The press was even harsher in appraising the festival’s opening-night film, Roman Polanski’s long-planned and massively disappointing Pirates, a flat-footed comedy-adventure film starring Walter Matthau (another Cannes ’86 no-show) as a blustering buccaneer named Captain Red.
A massive chunk of the budget went toward construction of a period-perfect Spanish galleon that was docked throughout the festival in the Cannes harbor. It remained there for years after Pirates bombed at the box-office, perhaps serving as a reminder to other -filmmakers of just how easily dreams can turn into nightmares.
Polanski himself allowed at a post-screening press conference that maybe he’d waited too long, and worked too strenuously, for Pirates to be fresh and exciting. “I think that maybe the film would have had more spontaneity if I had made it 10 years ago,” he said.
“But, on the other hand, it might not have been so mature.”

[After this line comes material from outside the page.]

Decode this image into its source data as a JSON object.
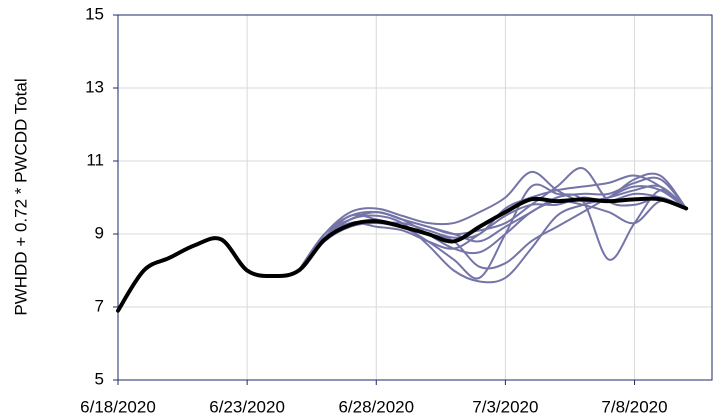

Polanski was considerably more upbeat during a lengthy interview I had with him the following day in his hotel suite. How lengthy? After about an hour of conversation, I thanked him for his time and openness — he admitted that he wanted to end his exile after fleeing rape charges and return to America only because his murdered late wife, Sharon Tate, was buried there — and said something to the effect that I was sure he had many other people waiting to speak with him.
I was wrong.
“Oh, no, Joe,” he said, offering me another glass of wine and gesturing that I should return to my chair. “I don’t have another interview for a while.”
To this day, I remain uncertain whether he was pleased to be speaking with a nonjudgmental journalist who wanted to talk (mostly) about his movies, not his peccadillos, or if he really didn’t have all that many journalists vying for his time because so many of them had bailed on Cannes that year.
If I’m more inclined to select the latter possibility, that’s because I had several other extended conversations with other actors and filmmakers at Cannes ’86 — including a two-hour or so lunch with Eric Roberts, there to promote Runaway Train — who, quite frankly, probably would not have otherwise spent so much time with a relative nobody from The Houston Post. As Woody Allen once advised: “Eighty percent of success is showing up.”
That’s not to say, however, that certain precautions weren’t taken. Canadian journalist Harry Sutherland said, only half-jokingly, that he was handing out Canadian flag-pins for U.S. journalists who wanted to remain inconspicuous during Cannes ’86. The pin, I must confess, looked rather nice when placed on the lapel of one’s sportscoat.